Le silence n’a jamais autant parlé. D’une puissance déroutante avec une musique incommodante, le travail sonore est de plus en plus terrifiant à mesure que le film avance, et l’on vit un moment horrifique. C’est ici que la technique de György Fehér se démarque. On demeure dans l’horreur sans jamais la voir, transformant une enquête sur un tueur en série en psychanalyse des tréfonds de l’humanité.

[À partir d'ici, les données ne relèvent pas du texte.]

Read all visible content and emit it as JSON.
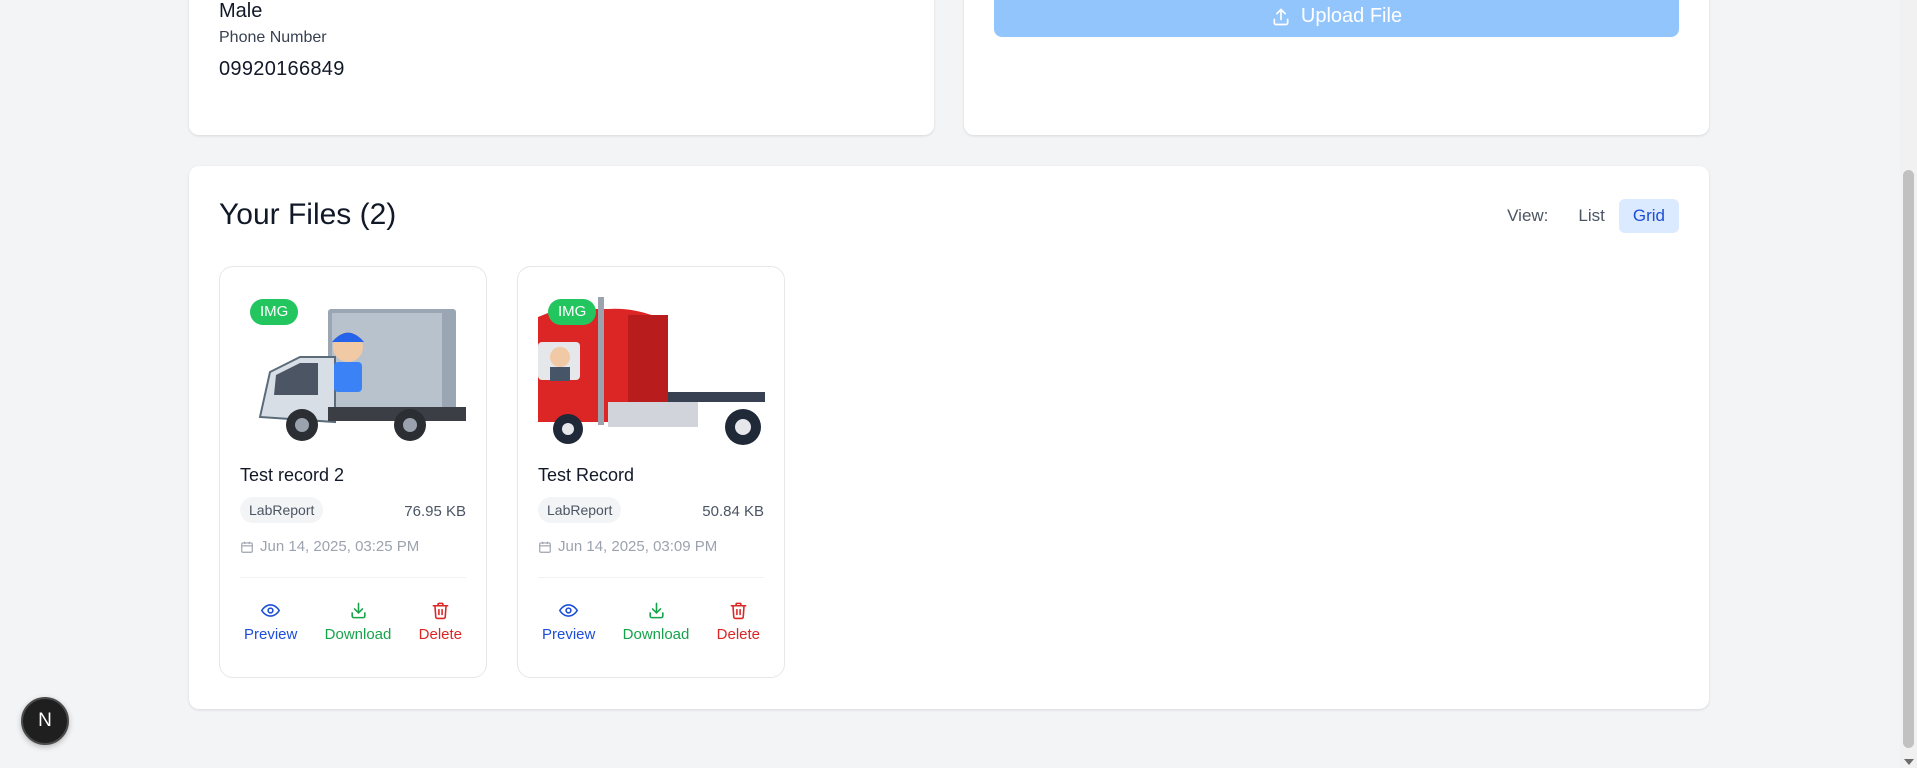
{
  "profile": {
    "gender_value": "Male",
    "phone_label": "Phone Number",
    "phone_value": "09920166849"
  },
  "upload": {
    "button_label": "Upload File",
    "icon": "upload-icon"
  },
  "files": {
    "title": "Your Files (2)",
    "view_label": "View:",
    "view_options": [
      "List",
      "Grid"
    ],
    "view_selected": "Grid",
    "items": [
      {
        "type_badge": "IMG",
        "name": "Test record 2",
        "category": "LabReport",
        "size": "76.95 KB",
        "date": "Jun 14, 2025, 03:25 PM"
      },
      {
        "type_badge": "IMG",
        "name": "Test Record",
        "category": "LabReport",
        "size": "50.84 KB",
        "date": "Jun 14, 2025, 03:09 PM"
      }
    ],
    "actions": {
      "preview": "Preview",
      "download": "Download",
      "delete": "Delete"
    }
  },
  "dev_badge": "N",
  "colors": {
    "accent": "#1d4ed8",
    "upload_button": "#93c5fd",
    "badge_green": "#22c55e",
    "download_green": "#16a34a",
    "delete_red": "#dc2626",
    "view_active_bg": "#dbeafe"
  }
}
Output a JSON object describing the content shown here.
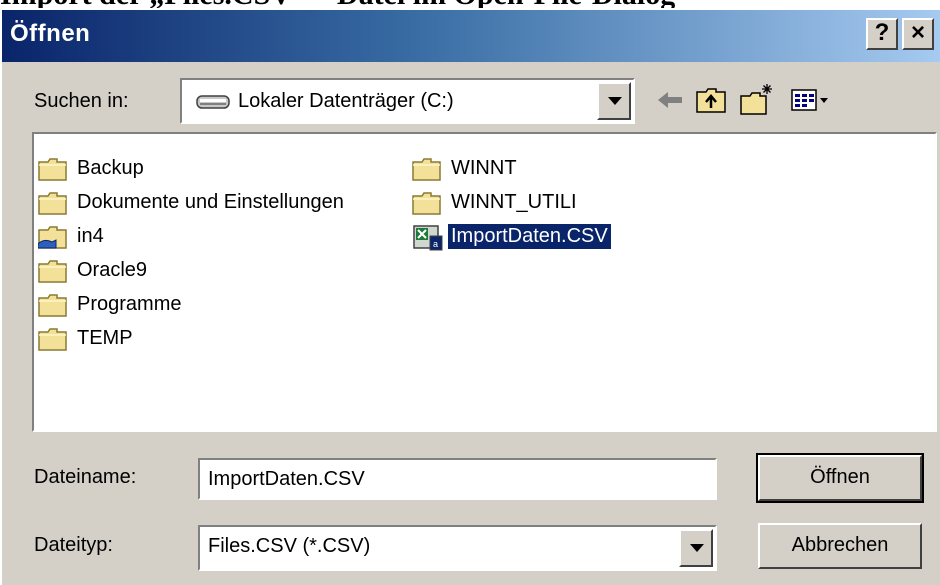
{
  "page": {
    "heading": "Import der „Files.CSV“ – Datei im Open-File-Dialog"
  },
  "window": {
    "title": "Öffnen",
    "help_label": "?",
    "close_label": "×"
  },
  "lookin": {
    "label": "Suchen in:",
    "value": "Lokaler Datenträger (C:)",
    "icon": "drive-icon"
  },
  "toolbar": [
    {
      "name": "back-arrow-icon"
    },
    {
      "name": "up-folder-icon"
    },
    {
      "name": "new-folder-icon"
    },
    {
      "name": "view-menu-icon"
    }
  ],
  "files": {
    "col1": [
      {
        "label": "Backup",
        "icon": "folder-icon"
      },
      {
        "label": "Dokumente und Einstellungen",
        "icon": "folder-icon"
      },
      {
        "label": "in4",
        "icon": "shared-folder-icon"
      },
      {
        "label": "Oracle9",
        "icon": "folder-icon"
      },
      {
        "label": "Programme",
        "icon": "folder-icon"
      },
      {
        "label": "TEMP",
        "icon": "folder-icon"
      }
    ],
    "col2": [
      {
        "label": "WINNT",
        "icon": "folder-icon"
      },
      {
        "label": "WINNT_UTILI",
        "icon": "folder-icon"
      },
      {
        "label": "ImportDaten.CSV",
        "icon": "csv-file-icon",
        "selected": true
      }
    ]
  },
  "filename": {
    "label": "Dateiname:",
    "value": "ImportDaten.CSV"
  },
  "filetype": {
    "label": "Dateityp:",
    "value": "Files.CSV (*.CSV)"
  },
  "buttons": {
    "open": "Öffnen",
    "cancel": "Abbrechen"
  },
  "colors": {
    "titlebar_start": "#0a246a",
    "titlebar_end": "#a6caf0",
    "dialog_bg": "#d4d0c8",
    "selection": "#0a246a"
  }
}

Alors que l’on voudrait savoir qui est ce meurtrier, on s’engouffre dans la folie et la question de moralité que notre propre imagination va créer avec l’aide de l’enquêteur. A force d’être devant ces longs plans, où rien ne se passe, notre cerveau imagine le pire. György Fehér ne montrera jamais ce tueur que de dos, comme si, finalement, nous étions cet assassin de petites filles.
M le maudit
Dans Crépuscule, aucune caméra ne vous aura jamais maintenu autant en tension que celle de György Fehér. Le film est une expérience unique mais insoutenable, qui va longtemps nous hanter par l’angoisse qui en émane. Le noir et blanc de Miklós Gurbán est d’une réussite frappante, montrant le désespoir, la cruauté inhumaine de la nuit, qui emporte ces petites filles. Et le titre prend tout son sens.
L’ennui, l’incompréhension comme la fascination sont également de mise dans Crépuscule. Souvent à travers la caméra du cinéaste, de longs moments dénués d’action se déroulent sous nos yeux. C’est évidemment pour mieux jouer avec l’imagination la plus tordue de chacun d’entre nous. György Fehér vient déjouer les codes du polar/policier tout en utilisant son propre langage.
Finalement, Crépuscule n’est que contradiction, un film noir terrifiant, qui vous capture dans un moment de cinéma à la fois déroutant, inoubliable et monstrueusement glauque.